The only name I'm keeping from the ones I've been saddled with since birth is my last name. The first and middle names always felt weird and for a very long time, I never knew why. Now that I've finally answered that question, I've resolved to cast both of them into the fire.
I chose Cassandra as my first name mainly because it sort of calls to me. That's the best way I can put it. I also often feel like the mythical Cassandra in that a number of the predictions I have made about various things in my personal and professional life were disregarded by others...that is until they came true.
My middle name, Elizabeth, is a bit of a long story.
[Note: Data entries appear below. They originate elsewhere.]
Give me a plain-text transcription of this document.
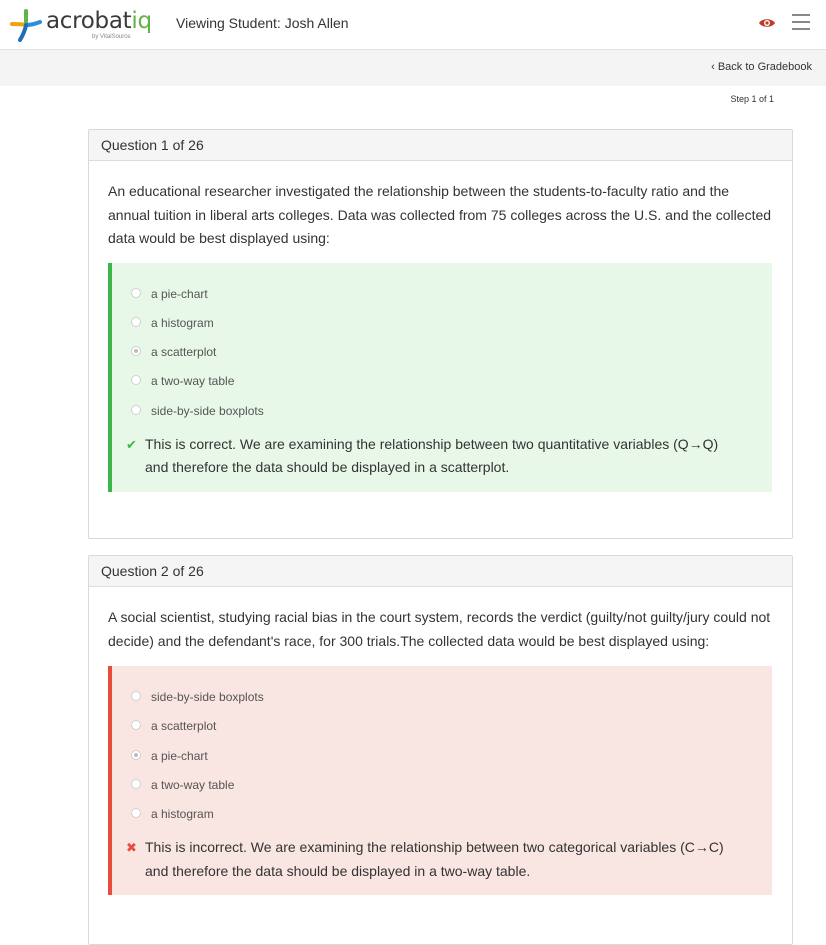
acrobatiq
by VitalSource
Viewing Student: Josh Allen
‹ Back to Gradebook
Step 1 of 1
Question 1 of 26
An educational researcher investigated the relationship between the students-to-faculty ratio and the annual tuition in liberal arts colleges. Data was collected from 75 colleges across the U.S. and the collected data would be best displayed using:
a pie-chart
a histogram
a scatterplot
a two-way table
side-by-side boxplots
✔ This is correct. We are examining the relationship between two quantitative variables (Q→Q) and therefore the data should be displayed in a scatterplot.
Question 2 of 26
A social scientist, studying racial bias in the court system, records the verdict (guilty/not guilty/jury could not decide) and the defendant's race, for 300 trials.The collected data would be best displayed using:
side-by-side boxplots
a scatterplot
a pie-chart
a two-way table
a histogram
✖ This is incorrect. We are examining the relationship between two categorical variables (C→C) and therefore the data should be displayed in a two-way table.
From the time I was a little kid up until becoming (nominally) an adult, I remember this toolbox my dad always had in the garage. In it he kept a lot of his tools from back when he was a Quality Control inspector in an aircraft plant. I only ever remember that toolbox sitting with the lid open - never closed. Well, the time came that my dad passed away and it was handed down to me. A while after I brought it home, I noticed that there was a name plate on the top of it. When I stopped for a moment and took a close look at it, I noticed that the initial for the first name was 'E' and not 'G', which it should have been if it was my dad's name. After a moment, I realized that the 'E' stood for 'Elizabeth', which was my grandmother's name (my dad's mother). I had remembered hearing that my grandmother worked in a shipyard during World War 2, and I guess I had inherited her toolbox. Needless to say, that was a bit of a mindblowing moment.
With that in mind, now about 14 years later, I decided to adopt her name as my own, both to honor her memory and draw strength from it. To work in that sort of environment during that period in history, she must have been a pretty tough broad back then!
Shortly after coming out to my mother (a whole other story still in progress), I also found out that when I was 3 years old, I almost had a little sister. I say, "almost" because sadly, she didn't survive the birth. Had she survived, she would have been named 'Elizabeth'.